Reward and punishment were my go-to methods for behaviour management. Because I thought that was my job – to manage children’s behaviour. My understanding was that children should do what I say and if they didn’t that meant that I was doing it ‘wrong’. I was terrified of looking ‘bad’. So, when conflict came up, I overruled and exerted my power as the adult in the relationship.
Fortunately, I also had lots of fun with the children I looked after. I spent time building and nurturing our relationships and I very much feel part of their family over a decade later.
Nevertheless, as I continued studying Psychology, I came to wonder whether there was something amiss in my understanding of what made a ‘good’ caregiver.
When I started working with families, I saw more and more families who had ‘tried everything’. They had taken every toy off their child and still their child would ‘not behave’. That doubt that maybe ‘behaviour management’ was not the be all and end all started to grow, and I quickly found myself recommending parents give all the toys back because what was the point?
Punishment was not working.
Praise, also, was not working.
I work with so many families who say ‘no matter how many times I tell my child they are brilliant at X, they just don’t believe me or their self-esteem is still rock bottom’.
“But this is exactly what behaviourism tells us!” I thought. “Focus on the good behaviour and ignore the bad. Praise at least 3 times more than you admonish and you should have a healthy, happy, obedient child.”
But where does behaviourism come from? Dogs, rats and pigeons. Who are complex beings, but not quite as complex as humans (as far as we know).
So maybe there’s something else that we need as humans, besides praise and punishments, to help us grow and develop.
I started to think about myself and the behaviours that I show that could be seen as ‘bad habits’. For example, procrastination. If I just get on and write this blog post, I know it will be so much better than putting it off. I can try to ‘reward’ myself by saying ‘when you’ve done it you can have a biscuit (or 6) or you can see a friend’. I can ‘punish’ myself by telling myself off for not doing it sooner or banning myself from TV until I get it done. But do you know what? None of that works very well.
So maybe ‘problem’ behaviour is not about incentive. Maybe there’s something else.
And, indeed, that is my experience. When I stopped recommending rewards and punishments as strategies and started helping parents to listen to, understand and communicate with their children (which sounds so much easier than it is!), I found that we didn’t actually have to concentrate on the ‘problem’ behaviours at all, they just fell away.
When I stopped rewarding and punishing myself, and started listening to and being kind to myself, I got much better at doing my work on time.
Years of experience have taught me that when children or adults are behaving in ways we’d rather they didn’t, there is always a reason. If we want to really help our children flourish, we have to start understanding that reason.

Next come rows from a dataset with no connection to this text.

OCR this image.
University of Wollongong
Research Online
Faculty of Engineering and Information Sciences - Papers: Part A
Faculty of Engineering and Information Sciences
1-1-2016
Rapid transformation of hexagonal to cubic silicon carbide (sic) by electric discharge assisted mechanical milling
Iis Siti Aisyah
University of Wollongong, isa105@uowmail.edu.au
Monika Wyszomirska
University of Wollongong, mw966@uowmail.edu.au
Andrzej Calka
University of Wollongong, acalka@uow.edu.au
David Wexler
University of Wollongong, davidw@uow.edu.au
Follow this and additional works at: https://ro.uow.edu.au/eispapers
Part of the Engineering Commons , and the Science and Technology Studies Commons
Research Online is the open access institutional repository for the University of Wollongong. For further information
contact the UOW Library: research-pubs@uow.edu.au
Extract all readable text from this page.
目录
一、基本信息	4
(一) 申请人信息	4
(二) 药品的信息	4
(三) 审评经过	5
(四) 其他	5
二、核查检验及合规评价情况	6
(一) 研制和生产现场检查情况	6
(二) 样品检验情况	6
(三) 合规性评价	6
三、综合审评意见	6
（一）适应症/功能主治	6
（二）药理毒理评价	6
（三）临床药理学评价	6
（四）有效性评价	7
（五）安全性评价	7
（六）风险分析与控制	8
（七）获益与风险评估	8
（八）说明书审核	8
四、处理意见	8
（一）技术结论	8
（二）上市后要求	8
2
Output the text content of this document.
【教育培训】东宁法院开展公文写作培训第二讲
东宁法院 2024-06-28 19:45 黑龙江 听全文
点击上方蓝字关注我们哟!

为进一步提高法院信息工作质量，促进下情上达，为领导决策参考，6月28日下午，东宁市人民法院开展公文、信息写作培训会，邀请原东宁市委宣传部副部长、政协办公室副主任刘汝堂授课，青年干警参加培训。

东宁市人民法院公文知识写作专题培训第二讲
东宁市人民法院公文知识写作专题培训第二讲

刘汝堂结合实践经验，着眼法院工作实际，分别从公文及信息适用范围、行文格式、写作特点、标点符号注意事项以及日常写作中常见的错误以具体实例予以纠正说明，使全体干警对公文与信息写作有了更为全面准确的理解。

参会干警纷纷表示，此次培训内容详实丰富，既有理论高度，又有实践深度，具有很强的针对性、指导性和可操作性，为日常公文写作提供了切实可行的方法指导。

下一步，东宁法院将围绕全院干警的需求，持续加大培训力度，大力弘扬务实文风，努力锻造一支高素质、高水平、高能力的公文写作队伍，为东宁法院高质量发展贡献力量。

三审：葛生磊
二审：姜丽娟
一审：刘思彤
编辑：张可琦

The aim stops being about behavioural outcomes and starts being about understanding and connection. And yet somehow, behaviour starts changing anyway.
That is my job now and it is a joy. I work with parents to:
- Develop an understanding of what’s developmentally appropriate for each child we are thinking about.
- Learn to observe their behaviour and think about its meaning.
- Practise responding to the meaning underlying the behaviour, as opposed to the behaviour itself.
- Develop appropriate responses to aid learning about consequences to behaviour.
- Understand their own histories and how this can interact with their experiences of their children and of parenting.
Indeed, I find that the more parents can understand themselves and their experiences, the easier they find it to understand their children. As a result, even when I work with adults without a focus on their children, things shift and their relationships with their children blossom.
As a result, parents can enjoy a different relationship with their children, that does not involve shouting, punishing or bargaining.
I so enjoy getting to know everyone I work with and it is a privilege to be invited to explore their experiences and to co-develop a different way of being as a family. I learn so much, every time.